Observing the data taken over the course of 2019, Katowice had a clear correlation emerge in regards to its higher levels of PM2.5, distinctly so with the colder months of the year, with the winter months being the time of the year when the PM2.5 levels were at their most elevated. It was in November when a noticeable change was observed, with the prior month of October coming in at a decent reading of 14 μg/m³, which then jumped up massively to 37.7 μg/m³ in the following month, and then again even further to 38.1 μg/m³ in December.
These elevations in pollution continued on into the early months of the next year, with some of the highest readings taken in the first two months, with January and February coming in at 45.8 μg/m³ and 44.8 μg/m³ respectively, making November through to February of the following year not only the most polluted period, but with all 4 months coming in with the ‘unhealthy for sensitive groups’ rating, which requires a PM2.5 reading of anywhere between 35.5 to 55.4 μg/m³ to be classified as such. January was the most polluted month of the year, with its PM2.5 reading of 45.8 μg/m³ putting it in this spot.
In following from the previous question, as was stated, the month of February is when the pollution levels hit their last peak, and quickly started to deflate from there on out. March came in with a PM2.5 reading of 30.5 μg/m³, followed by 26.4 μg/m³ in April and 18.3 μg/m³ in May, showing the distinct drop in pollution levels over the course of those 3 months, bringing them down from dangerous levels to readings that carry with them significantly less risk (albeit still with some health hazards, with any reading of PM2.5 in the air having the possibility of causing ill effects).
From June through to October is when the cleanest period of the year was observed in Katowice, and although not a single month managed to break into a cleaner category of air (such as the ‘good’ air quality rating which requires a PM2.5 reading of 10 to 12 μg/m³), they were coming in significantly lower than the colder months of the year.
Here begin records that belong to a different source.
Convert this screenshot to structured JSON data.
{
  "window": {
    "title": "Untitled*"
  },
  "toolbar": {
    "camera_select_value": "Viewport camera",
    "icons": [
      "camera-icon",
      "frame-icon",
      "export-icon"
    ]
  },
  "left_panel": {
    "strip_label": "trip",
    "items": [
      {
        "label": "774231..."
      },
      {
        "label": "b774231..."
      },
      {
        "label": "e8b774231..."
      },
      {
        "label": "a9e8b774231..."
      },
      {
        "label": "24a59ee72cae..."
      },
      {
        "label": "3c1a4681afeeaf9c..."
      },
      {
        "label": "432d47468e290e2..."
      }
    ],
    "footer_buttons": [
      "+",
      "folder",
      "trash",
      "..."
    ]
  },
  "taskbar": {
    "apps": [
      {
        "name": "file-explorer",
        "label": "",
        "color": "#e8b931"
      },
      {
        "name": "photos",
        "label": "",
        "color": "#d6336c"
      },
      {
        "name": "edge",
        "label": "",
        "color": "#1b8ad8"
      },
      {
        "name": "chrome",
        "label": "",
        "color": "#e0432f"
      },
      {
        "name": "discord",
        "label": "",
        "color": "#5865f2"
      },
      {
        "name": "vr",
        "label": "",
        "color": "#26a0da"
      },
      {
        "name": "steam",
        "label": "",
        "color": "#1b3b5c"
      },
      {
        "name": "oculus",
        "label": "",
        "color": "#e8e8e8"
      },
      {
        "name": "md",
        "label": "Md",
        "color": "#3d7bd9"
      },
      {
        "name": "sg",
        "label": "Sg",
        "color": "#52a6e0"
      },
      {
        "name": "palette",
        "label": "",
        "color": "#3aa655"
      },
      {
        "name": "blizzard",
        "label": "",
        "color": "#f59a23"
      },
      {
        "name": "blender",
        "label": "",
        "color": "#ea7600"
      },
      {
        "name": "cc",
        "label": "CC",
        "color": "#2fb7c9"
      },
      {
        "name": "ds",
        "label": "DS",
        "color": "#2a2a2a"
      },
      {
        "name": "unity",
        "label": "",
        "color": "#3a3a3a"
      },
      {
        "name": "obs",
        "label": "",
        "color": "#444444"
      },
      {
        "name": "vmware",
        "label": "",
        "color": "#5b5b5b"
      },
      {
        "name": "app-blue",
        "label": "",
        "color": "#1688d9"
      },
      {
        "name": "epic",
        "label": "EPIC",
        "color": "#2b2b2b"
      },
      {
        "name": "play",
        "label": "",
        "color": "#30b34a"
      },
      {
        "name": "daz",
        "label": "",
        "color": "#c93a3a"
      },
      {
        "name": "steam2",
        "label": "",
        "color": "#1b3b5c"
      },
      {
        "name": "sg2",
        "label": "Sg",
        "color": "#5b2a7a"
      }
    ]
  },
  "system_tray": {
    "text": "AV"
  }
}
June to October came in with their readings of 14.3 μg/m³, 12.9 μg/m³, 12.7 μg/m³, 14.3 μg/m³ and 14 μg/m³ respectively, making August the cleanest month of the year with its reading of 12.7 μg/m³ and only 0.7 units away from moving into the ‘good’ ratings bracket.
With much of its pollution stemming from the aforementioned sources, Katowice would be subject to large amounts of pollutants such as black carbon and volatile organic compounds (VOC's) in the air, both of which are formed from the incomplete combustion of both fossil fuels and organic material (such as wood that can be burnt inside homes during the colder winter months for heating), and as such would be found in large quantities in the air of a city that sees much of its industry revolve around coal. Black carbon is the main component of soot, and is a potent carcinogen when inhaled. It is also released from car exhaust fumes (or any source of combustion), alongside other chemical pollutants such as nitrogen dioxide (NO2) or sulfur dioxide (SO2).